In summary, by the aid of imaging capability, high spatial and contrast resolution of MRI, characteristic features of parosteal lipoma can lead to a reliable diagnosis on imaging. Recognition of these characteristic features is important because of the apparent lack of malignant potential of parosteal lipoma.

Figures and Tables

Fig. 1
A 48-year-old female patient with parosteal lipoma in the right foot.
(a) Lateral radiograph of the right foot shows an irregular bony protrusion from right 5th metatarsal base with surrounding low-density soft tissue mass-like lesion (arrows). Non-enhanced coronal T1-weighted (b), axial T2-weighted (c) MR images show a multi-lobulated well-marginated high signal intensity mass (asterisks) with several thin low signal striations(open arrows) in the plantar surface of right mid foot just deep to the flexor digitorum brevis muscle. (d) Fat-suppressed coronal T2-weighted image shows low signal intensity conversion in almost whole area of the mass (asterisks) and high signal thin striations (open arrow). (e) Post-contrast fat-saturated coronal T1-weighted image shows minimal enhancement in the internal striations (open arrow) without demonstrable enhancing solid portion in the mass. A focal nodular enhancement is seen in the junction between the bony protuberance and the mass (arrowheads).
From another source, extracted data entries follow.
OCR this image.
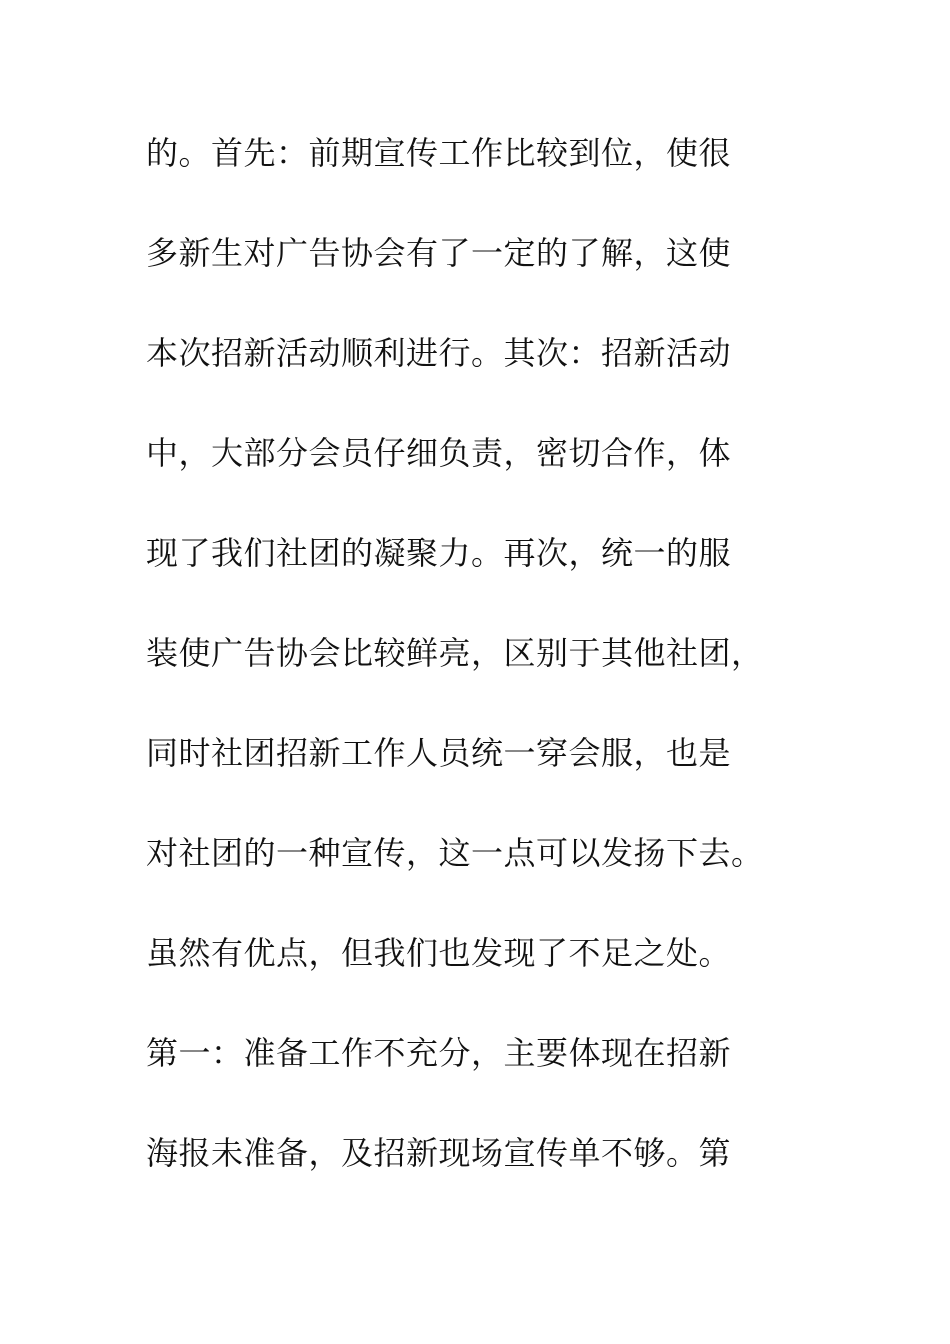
的。首先：前期宣传工作比较到位，使很
多新生对广告协会有了一定的了解，这使
本次招新活动顺利进行。其次：招新活动
中，大部分会员仔细负责，密切合作，体
现了我们社团的凝聚力。再次，统一的服
装使广告协会比较鲜亮，区别于其他社团，
同时社团招新工作人员统一穿会服，也是
对社团的一种宣传，这一点可以发扬下去。
虽然有优点，但我们也发现了不足之处。
第一：准备工作不充分，主要体现在招新
海报未准备，及招新现场宣传单不够。第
A peripheral ill-defined subtle enhancement is seen in the mass which corresponds to the high signal portion on pre-contrast fat-suppressed T2-weighted image (thick arrows in Fig. b, d, e), representing secondary focal cystic change. The mass shows irregular attachment (arrowheads in Fig. b, d, e) to the cortical based bony excrescence arising from the inferior aspect of the 5th metatarsal base (B on Fig. b-e). Medullary continuation between bony protuberance and the 5th metatarsal bone is not definite on the precontrast T1-weighted coronal image, although suspected in the other pulse sequences (thin arrows in Fig. b, d, e). Focal cortical erosion is combined in the inferomedial side of the 5th metatarsal base (curved arrows in Fig. b-e). (f) Photomicrograph (×40, H-E stain) reveals the junction between bony protuberance (B) and the lipoma (L) with reactive cortical hypertrophic changes, cortical erosions (arrow), and fibrovascular proliferation of the intervening periosteum (P).